Le monde entier s’est déplacé pour vivre dans l’espace numérique, que le théâtre rejette comme une réalité artistique et esthétique qui ne peut être atteinte que par la communication directe. Quant à tenter de le transférer vers cet horizon numérique, c’est une sorte d’illusion pratiquée par le théâtre. gens pour qu’ils puissent surmonter leur panique psychologique face à l’horreur de ce qui se passe.
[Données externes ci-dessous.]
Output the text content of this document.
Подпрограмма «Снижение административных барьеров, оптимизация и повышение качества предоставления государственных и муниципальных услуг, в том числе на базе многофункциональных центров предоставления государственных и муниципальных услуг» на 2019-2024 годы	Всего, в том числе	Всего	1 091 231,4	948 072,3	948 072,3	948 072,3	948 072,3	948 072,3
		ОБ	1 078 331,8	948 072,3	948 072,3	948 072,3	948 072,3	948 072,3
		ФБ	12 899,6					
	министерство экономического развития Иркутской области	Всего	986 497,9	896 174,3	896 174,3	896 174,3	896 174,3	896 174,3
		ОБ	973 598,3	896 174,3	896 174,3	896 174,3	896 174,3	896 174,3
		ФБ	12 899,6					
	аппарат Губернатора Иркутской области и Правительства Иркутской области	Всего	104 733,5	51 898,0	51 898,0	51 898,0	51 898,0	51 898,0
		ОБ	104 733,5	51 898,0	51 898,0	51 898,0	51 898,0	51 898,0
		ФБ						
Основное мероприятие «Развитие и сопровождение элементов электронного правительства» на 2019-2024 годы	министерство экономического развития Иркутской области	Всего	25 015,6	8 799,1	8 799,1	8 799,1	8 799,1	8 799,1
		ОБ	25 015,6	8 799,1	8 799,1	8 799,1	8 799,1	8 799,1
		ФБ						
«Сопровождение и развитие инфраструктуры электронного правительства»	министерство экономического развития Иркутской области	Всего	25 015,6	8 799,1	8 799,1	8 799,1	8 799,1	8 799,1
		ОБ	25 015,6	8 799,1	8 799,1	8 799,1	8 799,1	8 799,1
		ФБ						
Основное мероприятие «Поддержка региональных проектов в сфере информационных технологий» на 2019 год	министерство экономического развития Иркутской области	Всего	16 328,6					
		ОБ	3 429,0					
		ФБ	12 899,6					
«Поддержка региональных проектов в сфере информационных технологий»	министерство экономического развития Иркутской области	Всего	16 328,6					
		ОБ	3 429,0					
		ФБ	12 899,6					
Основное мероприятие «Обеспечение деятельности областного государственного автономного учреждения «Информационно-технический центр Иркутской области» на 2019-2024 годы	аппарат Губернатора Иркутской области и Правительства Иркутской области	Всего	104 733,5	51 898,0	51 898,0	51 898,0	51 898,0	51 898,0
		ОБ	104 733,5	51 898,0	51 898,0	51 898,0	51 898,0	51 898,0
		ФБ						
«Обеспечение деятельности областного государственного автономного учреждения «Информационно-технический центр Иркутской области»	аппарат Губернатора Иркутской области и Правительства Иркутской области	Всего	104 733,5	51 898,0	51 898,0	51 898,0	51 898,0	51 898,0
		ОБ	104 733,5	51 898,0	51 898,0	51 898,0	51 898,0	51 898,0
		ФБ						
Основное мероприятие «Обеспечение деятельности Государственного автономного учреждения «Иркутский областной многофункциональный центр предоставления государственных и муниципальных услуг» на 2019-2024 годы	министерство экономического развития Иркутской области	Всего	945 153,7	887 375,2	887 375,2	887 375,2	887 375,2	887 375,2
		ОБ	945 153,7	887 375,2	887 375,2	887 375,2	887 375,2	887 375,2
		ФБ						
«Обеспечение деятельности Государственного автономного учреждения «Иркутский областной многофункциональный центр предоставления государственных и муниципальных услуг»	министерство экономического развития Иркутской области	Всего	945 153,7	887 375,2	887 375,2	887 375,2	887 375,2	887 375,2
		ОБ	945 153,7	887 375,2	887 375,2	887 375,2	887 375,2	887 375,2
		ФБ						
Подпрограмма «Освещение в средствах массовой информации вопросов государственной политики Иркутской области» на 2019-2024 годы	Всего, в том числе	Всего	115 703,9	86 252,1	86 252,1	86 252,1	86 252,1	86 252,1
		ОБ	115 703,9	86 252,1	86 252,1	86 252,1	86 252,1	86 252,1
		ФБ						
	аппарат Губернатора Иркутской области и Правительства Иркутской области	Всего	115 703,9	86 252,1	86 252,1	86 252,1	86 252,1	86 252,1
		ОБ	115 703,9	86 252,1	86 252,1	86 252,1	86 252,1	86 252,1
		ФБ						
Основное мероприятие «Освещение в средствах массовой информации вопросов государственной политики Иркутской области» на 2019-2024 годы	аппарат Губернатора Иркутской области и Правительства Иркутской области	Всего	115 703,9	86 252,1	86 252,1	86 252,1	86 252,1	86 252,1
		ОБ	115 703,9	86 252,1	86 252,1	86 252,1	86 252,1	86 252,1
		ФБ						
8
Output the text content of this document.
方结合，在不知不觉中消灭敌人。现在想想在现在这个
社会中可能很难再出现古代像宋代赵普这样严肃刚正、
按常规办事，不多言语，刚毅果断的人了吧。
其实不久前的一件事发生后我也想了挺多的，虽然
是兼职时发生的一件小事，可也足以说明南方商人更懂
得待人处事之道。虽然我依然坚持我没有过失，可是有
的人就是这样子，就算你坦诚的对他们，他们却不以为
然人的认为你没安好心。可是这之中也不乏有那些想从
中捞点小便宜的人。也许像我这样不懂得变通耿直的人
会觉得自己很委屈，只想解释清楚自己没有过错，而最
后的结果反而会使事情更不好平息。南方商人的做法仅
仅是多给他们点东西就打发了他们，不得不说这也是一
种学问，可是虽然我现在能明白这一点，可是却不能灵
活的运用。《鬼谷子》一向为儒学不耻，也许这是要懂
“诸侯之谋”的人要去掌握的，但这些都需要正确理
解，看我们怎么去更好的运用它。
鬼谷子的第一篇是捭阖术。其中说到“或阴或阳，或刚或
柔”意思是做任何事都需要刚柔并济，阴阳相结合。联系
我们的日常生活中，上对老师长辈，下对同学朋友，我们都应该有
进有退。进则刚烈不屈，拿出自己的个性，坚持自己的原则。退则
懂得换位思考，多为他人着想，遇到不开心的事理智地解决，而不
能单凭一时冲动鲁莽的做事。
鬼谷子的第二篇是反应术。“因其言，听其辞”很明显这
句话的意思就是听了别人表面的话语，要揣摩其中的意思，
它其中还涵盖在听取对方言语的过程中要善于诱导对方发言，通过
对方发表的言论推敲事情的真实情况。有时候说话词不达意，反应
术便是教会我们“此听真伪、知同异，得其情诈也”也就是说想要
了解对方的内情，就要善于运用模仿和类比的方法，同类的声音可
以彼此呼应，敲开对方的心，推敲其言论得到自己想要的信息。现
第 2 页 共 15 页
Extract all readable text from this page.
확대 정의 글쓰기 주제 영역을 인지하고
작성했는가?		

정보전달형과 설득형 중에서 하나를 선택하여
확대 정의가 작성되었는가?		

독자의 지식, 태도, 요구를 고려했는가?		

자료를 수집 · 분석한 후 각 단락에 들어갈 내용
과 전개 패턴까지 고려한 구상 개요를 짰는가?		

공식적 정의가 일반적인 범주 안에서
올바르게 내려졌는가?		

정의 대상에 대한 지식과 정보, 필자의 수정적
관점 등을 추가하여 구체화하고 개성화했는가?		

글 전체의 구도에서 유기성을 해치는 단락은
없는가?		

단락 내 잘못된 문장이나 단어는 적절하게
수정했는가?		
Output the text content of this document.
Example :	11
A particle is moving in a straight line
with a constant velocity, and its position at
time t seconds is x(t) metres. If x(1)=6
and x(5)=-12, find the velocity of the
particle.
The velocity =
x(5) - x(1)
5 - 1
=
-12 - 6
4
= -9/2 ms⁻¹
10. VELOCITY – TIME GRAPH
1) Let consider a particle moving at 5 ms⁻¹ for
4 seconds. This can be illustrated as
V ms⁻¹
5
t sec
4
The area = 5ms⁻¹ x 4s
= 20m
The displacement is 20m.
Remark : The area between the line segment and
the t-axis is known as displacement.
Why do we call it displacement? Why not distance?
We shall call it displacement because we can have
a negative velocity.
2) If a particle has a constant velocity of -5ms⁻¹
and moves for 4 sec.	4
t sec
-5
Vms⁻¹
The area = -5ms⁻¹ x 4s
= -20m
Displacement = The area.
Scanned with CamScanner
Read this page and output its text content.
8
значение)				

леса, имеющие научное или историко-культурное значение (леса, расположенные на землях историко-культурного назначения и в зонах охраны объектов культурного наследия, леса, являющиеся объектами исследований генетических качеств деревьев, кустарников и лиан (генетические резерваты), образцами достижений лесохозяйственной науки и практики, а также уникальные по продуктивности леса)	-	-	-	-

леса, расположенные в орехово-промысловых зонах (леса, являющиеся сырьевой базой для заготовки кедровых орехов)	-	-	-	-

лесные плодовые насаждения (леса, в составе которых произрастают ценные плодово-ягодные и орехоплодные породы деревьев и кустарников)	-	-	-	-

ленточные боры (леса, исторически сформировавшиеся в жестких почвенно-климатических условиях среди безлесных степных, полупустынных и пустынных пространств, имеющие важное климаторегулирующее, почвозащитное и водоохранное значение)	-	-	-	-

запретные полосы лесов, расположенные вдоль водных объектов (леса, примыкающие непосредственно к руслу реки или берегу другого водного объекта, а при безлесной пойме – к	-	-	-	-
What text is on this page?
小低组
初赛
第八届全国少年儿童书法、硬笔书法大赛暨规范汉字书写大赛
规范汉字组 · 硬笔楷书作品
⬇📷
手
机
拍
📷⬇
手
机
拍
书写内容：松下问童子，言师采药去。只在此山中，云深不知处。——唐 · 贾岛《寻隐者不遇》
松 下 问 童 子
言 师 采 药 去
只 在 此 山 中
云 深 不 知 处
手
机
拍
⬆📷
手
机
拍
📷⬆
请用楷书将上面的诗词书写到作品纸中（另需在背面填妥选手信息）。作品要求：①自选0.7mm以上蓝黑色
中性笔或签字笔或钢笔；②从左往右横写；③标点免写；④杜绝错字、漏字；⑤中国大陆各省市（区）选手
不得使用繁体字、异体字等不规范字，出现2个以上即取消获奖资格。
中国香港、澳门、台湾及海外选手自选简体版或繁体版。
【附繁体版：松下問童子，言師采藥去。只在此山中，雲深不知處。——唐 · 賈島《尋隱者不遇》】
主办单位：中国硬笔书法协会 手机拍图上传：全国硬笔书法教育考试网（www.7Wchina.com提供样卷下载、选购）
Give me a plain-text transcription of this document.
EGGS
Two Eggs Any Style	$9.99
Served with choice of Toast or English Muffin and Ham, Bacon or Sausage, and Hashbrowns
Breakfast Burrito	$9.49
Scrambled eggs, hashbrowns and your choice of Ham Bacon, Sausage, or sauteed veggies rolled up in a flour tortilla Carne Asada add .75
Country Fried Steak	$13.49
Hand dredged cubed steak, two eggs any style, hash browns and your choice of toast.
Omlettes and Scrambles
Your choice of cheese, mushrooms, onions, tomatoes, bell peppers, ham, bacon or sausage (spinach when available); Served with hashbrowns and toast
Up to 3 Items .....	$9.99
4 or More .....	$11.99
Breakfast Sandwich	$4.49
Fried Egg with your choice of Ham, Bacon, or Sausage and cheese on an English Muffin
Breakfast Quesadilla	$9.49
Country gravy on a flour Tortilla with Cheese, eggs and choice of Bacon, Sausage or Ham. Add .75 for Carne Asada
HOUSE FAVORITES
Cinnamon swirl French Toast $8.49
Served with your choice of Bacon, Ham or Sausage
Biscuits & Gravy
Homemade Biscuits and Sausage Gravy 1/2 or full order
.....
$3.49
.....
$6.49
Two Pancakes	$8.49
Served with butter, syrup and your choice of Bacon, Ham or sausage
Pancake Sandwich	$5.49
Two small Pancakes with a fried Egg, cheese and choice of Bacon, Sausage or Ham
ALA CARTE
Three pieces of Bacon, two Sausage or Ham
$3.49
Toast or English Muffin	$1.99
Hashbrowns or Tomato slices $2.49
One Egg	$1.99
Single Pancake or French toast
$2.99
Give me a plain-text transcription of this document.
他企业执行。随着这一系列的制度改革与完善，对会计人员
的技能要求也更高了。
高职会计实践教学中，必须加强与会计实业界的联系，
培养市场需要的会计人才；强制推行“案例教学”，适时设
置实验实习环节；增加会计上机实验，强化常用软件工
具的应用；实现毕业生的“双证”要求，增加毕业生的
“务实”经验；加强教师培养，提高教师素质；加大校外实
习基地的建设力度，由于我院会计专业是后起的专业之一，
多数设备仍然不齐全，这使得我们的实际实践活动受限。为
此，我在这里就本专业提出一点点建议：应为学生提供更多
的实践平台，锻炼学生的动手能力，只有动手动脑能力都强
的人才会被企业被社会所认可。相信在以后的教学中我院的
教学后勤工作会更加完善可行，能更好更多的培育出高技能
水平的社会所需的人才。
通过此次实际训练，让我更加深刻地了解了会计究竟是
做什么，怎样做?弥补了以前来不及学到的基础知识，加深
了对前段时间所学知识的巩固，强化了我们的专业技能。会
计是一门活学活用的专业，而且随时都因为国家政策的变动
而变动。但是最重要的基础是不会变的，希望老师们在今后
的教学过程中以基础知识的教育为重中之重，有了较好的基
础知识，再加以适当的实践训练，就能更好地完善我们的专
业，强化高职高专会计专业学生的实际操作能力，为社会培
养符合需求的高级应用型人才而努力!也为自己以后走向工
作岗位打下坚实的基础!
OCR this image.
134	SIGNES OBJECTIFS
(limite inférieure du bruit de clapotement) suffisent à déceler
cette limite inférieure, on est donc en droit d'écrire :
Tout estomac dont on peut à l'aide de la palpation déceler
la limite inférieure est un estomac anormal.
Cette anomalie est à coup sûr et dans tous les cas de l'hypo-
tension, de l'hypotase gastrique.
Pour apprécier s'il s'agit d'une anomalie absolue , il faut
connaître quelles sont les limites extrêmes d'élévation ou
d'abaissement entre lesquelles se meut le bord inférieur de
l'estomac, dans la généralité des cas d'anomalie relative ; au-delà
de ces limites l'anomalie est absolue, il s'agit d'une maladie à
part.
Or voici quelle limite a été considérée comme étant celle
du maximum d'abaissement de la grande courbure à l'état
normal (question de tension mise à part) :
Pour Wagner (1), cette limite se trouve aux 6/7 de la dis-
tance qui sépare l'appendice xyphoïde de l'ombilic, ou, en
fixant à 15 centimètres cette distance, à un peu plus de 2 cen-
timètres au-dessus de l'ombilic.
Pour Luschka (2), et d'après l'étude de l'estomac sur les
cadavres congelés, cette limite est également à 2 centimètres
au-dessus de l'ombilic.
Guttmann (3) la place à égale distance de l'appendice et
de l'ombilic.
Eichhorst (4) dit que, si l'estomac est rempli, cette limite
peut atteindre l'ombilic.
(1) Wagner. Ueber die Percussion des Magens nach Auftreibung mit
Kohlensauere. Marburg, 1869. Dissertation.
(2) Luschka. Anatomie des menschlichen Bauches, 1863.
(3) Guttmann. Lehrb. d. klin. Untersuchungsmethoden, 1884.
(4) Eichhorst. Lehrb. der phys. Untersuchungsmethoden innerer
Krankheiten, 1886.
C’était comme une consolation théâtrale : évocation d’œuvres anciennes dans les océans du monde océanien et animation de séminaires et festivals virtuels auxquels répondaient les moqueries sarcastiques. visage de Walter Benjamin, et son dicton convaincant refait surface : la mort de l’aura, comme « le moment où l’œuvre artistique est vidée de son parfum pour des raisons ou des facteurs techniques. » En termes simples, cette œuvre est gaspillée et disparaît. Il n’y a aucun sens à parler de théâtre sans un spectacle auquel les corps se joignent, il n’y a aucun sens à parler de théâtre devant des écrans d’ordinateur, et il n’y a aucun sens à parler de théâtre sans une rencontre en direct entre les interprètes et le public. : c’est ainsi que s’est déroulé le processus de torture de cet art dans le contexte de cette guerre conceptuelle après que les plumes des critiques se sont allumées concernant… Cette question se situe au niveau arabe et international, et a donné lieu à des centaines d’articles dispersés sur les réseaux sociaux. sites et pages intéressés par les affaires théâtrales. Oui, le corps de cet artiste a été démembré comme s’il s’agissait d’un corps humain frappé par la peste, et la toux et la fièvre sont devenues sévères, puis ses poumons ont explosé à cause de cet horrible virus. Adorno a déclaré : ” L’épanouissement que l’art a atteint après s’être débarrassé de ses fonctions rituelles et similaires a été nourri par l’idée d’humanité. Mais il a été déstabilisé dans la mesure où la société est devenue moins humaine. ” Schiller a demandé : ” Quel est l’événement qui annonce l’entrée du sauvage dans le royaume de l’humanité ? » répondit Al-Miskini, parlant de l’homme comme d’un prisonnier de Castille, « le terrifiant qui a absorbé toutes les interprétations possibles de l’avenir de l’humanité comme c’est.”
Nous ne devons pas oublier que cette question n’a jamais été soulevée auparavant : la question du théâtre, de la technologie et de la fin de l’humanité sur la dernière scène.